The VITE_* names are placeholders

The VITE_GSTN_* prefix exists because the stub currently reads import.meta.env in the browser. When the real flow is implemented the secret and encryption steps MUST move server-side — either to an edge function that talks to GSTN, or to an ASP-hosted intermediary. Shipping VITE_GSTN_CLIENT_SECRET in the browser bundle is not acceptable for production. Track this when the handshake lands.

Session state

The OTP-authenticated session token is ephemeral. The plan is to persist it in a GstnSession Supabase table (see gstnApiClient.ts:21-22) so that retries and scheduled filings can reuse a valid session. This table does not exist yet.

GSTIN validator

File: src/lib/gstin.ts.

Two exported helpers:

  • normalizeGstin(value) — trims and uppercases. Canonical storage form.
  • isValidGstin(value) — shape check against /^\d{2}[A-Z]{5}\d{4}[A-Z][A-Z\d]Z[A-Z\d]$/ after normalising.

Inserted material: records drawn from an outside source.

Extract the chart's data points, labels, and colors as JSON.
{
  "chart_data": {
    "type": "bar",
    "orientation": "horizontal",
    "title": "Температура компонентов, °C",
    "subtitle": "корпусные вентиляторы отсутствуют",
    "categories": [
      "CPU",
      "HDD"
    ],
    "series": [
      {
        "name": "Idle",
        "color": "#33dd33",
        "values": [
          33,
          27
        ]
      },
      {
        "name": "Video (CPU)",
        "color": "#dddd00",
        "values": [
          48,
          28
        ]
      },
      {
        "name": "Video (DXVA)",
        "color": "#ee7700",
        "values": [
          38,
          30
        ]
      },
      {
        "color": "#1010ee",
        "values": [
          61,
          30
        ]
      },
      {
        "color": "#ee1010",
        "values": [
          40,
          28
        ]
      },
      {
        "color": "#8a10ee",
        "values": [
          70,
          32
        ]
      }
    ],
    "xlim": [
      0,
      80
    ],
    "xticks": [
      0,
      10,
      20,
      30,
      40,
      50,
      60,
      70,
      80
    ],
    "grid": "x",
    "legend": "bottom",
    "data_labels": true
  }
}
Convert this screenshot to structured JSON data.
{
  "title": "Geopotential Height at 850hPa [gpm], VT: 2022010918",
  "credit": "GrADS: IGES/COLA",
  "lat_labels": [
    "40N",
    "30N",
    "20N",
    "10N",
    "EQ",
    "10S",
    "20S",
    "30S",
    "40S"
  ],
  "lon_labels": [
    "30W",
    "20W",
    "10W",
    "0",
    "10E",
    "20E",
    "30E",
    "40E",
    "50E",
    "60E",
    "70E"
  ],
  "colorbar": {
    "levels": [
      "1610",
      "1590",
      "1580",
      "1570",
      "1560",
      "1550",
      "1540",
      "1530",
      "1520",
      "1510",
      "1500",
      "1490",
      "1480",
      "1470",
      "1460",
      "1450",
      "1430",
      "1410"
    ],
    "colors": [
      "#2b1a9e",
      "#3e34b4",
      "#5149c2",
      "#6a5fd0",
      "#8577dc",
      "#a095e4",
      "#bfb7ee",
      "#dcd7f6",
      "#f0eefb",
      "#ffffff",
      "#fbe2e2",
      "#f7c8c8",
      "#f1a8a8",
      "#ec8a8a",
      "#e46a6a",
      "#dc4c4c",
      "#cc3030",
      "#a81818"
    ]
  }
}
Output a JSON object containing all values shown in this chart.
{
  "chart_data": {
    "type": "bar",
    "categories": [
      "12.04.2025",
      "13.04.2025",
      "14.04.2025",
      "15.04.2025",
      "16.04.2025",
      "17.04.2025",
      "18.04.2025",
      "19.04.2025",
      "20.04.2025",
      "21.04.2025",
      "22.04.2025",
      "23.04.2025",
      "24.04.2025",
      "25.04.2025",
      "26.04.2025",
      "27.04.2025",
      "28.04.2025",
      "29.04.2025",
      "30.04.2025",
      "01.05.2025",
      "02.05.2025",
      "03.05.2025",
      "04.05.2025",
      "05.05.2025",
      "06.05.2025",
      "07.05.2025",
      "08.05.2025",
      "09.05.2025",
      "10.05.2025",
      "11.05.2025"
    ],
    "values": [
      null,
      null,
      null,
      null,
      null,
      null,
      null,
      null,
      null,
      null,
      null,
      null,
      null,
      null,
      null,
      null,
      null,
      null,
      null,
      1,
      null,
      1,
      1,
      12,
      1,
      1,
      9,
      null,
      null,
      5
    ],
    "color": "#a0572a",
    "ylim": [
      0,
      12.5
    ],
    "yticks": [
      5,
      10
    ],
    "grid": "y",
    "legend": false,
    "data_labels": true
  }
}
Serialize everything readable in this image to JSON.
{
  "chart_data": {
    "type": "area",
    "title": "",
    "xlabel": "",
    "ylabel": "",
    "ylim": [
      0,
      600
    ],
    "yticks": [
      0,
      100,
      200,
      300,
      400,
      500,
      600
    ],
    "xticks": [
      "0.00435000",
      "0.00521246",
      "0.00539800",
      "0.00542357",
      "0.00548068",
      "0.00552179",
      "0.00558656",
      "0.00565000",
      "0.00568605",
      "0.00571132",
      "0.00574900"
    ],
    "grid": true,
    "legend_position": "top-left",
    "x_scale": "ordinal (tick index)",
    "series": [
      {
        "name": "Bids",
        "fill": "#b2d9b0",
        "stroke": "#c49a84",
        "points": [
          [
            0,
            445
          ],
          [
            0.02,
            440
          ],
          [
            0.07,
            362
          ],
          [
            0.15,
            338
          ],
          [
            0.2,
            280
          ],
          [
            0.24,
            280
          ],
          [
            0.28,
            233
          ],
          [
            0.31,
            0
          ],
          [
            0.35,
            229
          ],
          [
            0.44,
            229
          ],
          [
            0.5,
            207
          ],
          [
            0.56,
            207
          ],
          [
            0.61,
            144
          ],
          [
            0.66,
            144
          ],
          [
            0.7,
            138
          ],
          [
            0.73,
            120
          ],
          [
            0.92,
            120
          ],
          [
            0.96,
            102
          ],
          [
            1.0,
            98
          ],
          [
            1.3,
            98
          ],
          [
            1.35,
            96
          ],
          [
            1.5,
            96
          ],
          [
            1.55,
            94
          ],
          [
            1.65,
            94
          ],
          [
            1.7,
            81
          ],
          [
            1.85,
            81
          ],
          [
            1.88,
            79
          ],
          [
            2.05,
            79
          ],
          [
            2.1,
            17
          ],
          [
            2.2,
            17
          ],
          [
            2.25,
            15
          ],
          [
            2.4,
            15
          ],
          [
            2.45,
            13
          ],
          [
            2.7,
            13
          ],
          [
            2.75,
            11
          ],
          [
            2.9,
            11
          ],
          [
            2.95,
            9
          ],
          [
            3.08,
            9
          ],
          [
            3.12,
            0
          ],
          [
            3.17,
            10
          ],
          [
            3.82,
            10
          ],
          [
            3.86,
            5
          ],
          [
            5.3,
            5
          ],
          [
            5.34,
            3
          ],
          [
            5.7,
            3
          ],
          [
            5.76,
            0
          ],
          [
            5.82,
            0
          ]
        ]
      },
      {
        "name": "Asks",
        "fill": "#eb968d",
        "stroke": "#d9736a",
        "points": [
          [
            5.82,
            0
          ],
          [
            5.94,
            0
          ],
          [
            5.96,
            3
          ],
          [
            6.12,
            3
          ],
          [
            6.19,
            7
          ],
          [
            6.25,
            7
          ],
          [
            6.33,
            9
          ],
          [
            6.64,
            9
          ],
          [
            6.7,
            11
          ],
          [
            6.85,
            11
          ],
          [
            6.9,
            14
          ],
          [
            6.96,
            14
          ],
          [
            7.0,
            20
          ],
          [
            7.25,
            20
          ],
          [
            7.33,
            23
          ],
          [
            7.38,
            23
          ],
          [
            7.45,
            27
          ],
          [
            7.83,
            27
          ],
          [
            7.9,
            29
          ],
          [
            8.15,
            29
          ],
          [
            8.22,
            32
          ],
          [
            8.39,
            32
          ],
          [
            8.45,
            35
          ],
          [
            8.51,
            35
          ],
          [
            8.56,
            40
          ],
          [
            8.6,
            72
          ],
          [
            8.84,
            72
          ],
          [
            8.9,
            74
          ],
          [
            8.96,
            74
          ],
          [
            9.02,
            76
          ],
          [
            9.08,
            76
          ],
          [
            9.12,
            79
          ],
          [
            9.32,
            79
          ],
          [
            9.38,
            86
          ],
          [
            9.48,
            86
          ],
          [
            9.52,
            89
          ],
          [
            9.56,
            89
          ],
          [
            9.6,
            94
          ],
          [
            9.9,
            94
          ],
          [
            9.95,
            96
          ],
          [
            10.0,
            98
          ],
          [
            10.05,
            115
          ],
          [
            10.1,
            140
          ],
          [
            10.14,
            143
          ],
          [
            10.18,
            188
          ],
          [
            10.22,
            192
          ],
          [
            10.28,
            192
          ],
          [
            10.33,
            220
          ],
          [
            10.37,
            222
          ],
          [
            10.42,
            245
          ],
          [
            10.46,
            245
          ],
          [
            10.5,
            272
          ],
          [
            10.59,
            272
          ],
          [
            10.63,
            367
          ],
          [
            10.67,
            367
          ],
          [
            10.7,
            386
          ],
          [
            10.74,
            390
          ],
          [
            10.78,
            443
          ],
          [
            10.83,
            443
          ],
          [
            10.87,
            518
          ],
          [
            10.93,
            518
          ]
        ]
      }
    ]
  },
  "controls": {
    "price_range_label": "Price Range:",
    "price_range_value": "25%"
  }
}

Shape only — no checksum. The checksum requires the GSTN code32 table and is validated server-side / by the portal. Every frontend form that collects a GSTIN should call isValidGstin before submit; every persisted GSTIN should round-trip through normalizeGstin.

Filing workflow today

  1. Finance → GST → select period (month + year).
  2. System loads invoices via the API handler and runs src/lib/gstReports.ts to produce the GSTR-1 / GSTR-3B payload.
  3. User clicks Download JSON and uploads to the GST portal offline utility. Portal runs the checksum + business validations and returns errors inline — fix in the ERP, regenerate, re-upload.

Once the direct API flow is ready, a File to GSTN button will replace (or sit alongside) the download, gated on isGstnConfigured().